Act = Scene { Scene } .

In this case Rule 2 really governs whether a parser will be able to determine whether it has to go around the loop corresponding to { Scene } for another iteration. It can only do this if FIRST(Scene) has nothing in common with what we could loosely call FOLLOW(loop), that is, FOLLOW( {Scene} ). From the third production we should quickly see that FIRST( {Scene} ) = { "speech" , "entry" }, and from the second production we should quickly see that FOLLOW( {Scene} ) = FOLLOW(Act) = { "interval" } ∪ FIRST(Act), a set which clearly includes the elements { "speech" , "entry" } again.

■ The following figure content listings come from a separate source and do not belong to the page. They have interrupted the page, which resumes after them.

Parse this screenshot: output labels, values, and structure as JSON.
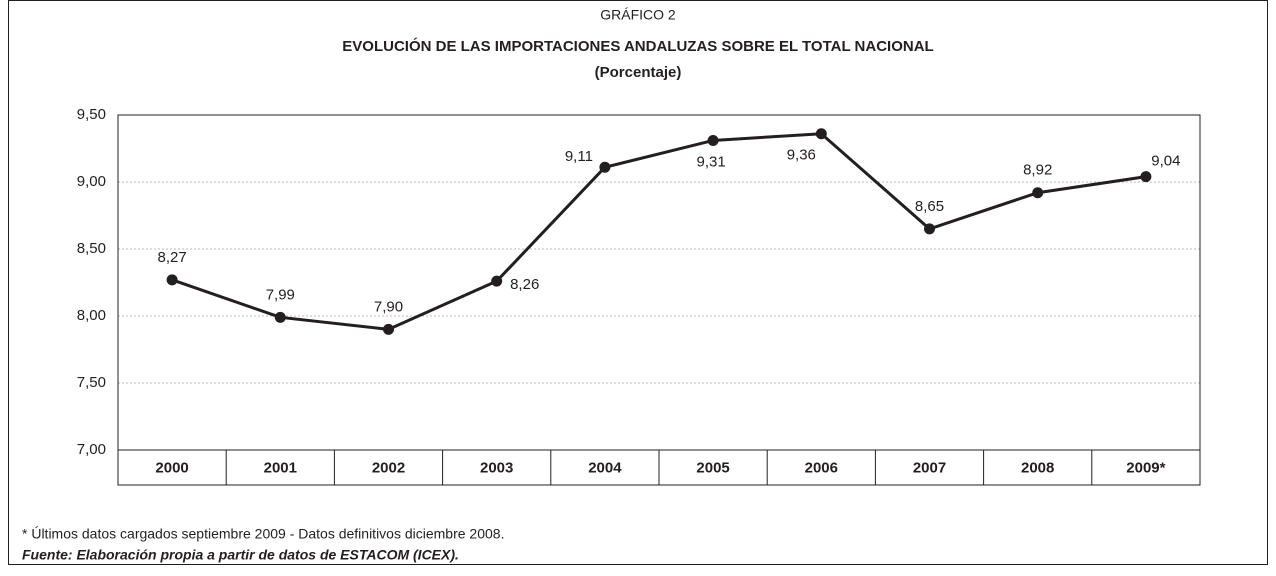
{
  "chart_data": {
    "type": "line",
    "chart_number": "GRÁFICO 2",
    "title": "EVOLUCIÓN DE LAS IMPORTACIONES ANDALUZAS SOBRE EL TOTAL NACIONAL",
    "subtitle": "(Porcentaje)",
    "categories": [
      "2000",
      "2001",
      "2002",
      "2003",
      "2004",
      "2005",
      "2006",
      "2007",
      "2008",
      "2009*"
    ],
    "series": [
      {
        "name": "Importaciones",
        "color": "#231f20",
        "values": [
          8.27,
          7.99,
          7.9,
          8.26,
          9.11,
          9.31,
          9.36,
          8.65,
          8.92,
          9.04
        ],
        "value_labels": [
          "8,27",
          "7,99",
          "7,90",
          "8,26",
          "9,11",
          "9,31",
          "9,36",
          "8,65",
          "8,92",
          "9,04"
        ]
      }
    ],
    "ylim": [
      7,
      9.5
    ],
    "yticks": [
      {
        "value": 7,
        "label": "7,00"
      },
      {
        "value": 7.5,
        "label": "7,50"
      },
      {
        "value": 8,
        "label": "8,00"
      },
      {
        "value": 8.5,
        "label": "8,50"
      },
      {
        "value": 9,
        "label": "9,00"
      },
      {
        "value": 9.5,
        "label": "9,50"
      }
    ],
    "grid": true,
    "note": "* Últimos datos cargados septiembre 2009 - Datos definitivos diciembre 2008.",
    "source": "Fuente: Elaboración propia a partir de datos de ESTACOM (ICEX)."
  }
}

Even more experience or common sense might bring you to the same conclusion just from "first principles". If there is no recognizable "end of scene" marker, as a member of the audience one cannot readily tell, when a new Scene starts, whether it is the start of a new Act or not. For that matter, one cannot even tell when a new speech starts, whether there has been a scene change or not! The "language" can be made LL(1) if the theatre raises and lowers the curtain between scenes, or actually changes the furniture on the stage, although of course it is no longer strictly equivalent to the original one.

      Play   = Act Act Act "interval" Act Act .
      Act    = "dimlights" Scene { Scene } "raiselights" .
      Scene  = "raisecurtain" { "speech" } "entry" { Action } "lowercurtain" .
      Action = "speech" | "entry" | "exit" | "death" | "gesticulation" .

Similarly, there is a "quick" way to see that the production

Scene = { "speech" } "entry" { Action } .

gets you into trouble. The first loop (corresponding to { "speech" } ) gives no trouble - one more time round the loop if we hear another "speech", very different from the follower, "entry" (you hear one, you see the other, in real life). The second loop is more of a problem. One more time round the loop if we detect any element of the set of { "speech", "entry", "exit", "death", "gesticulation" }? Well, that would be nice, but after the loop is all over we must start the next Scene, and that will also start with one of { "speech", "entry" }.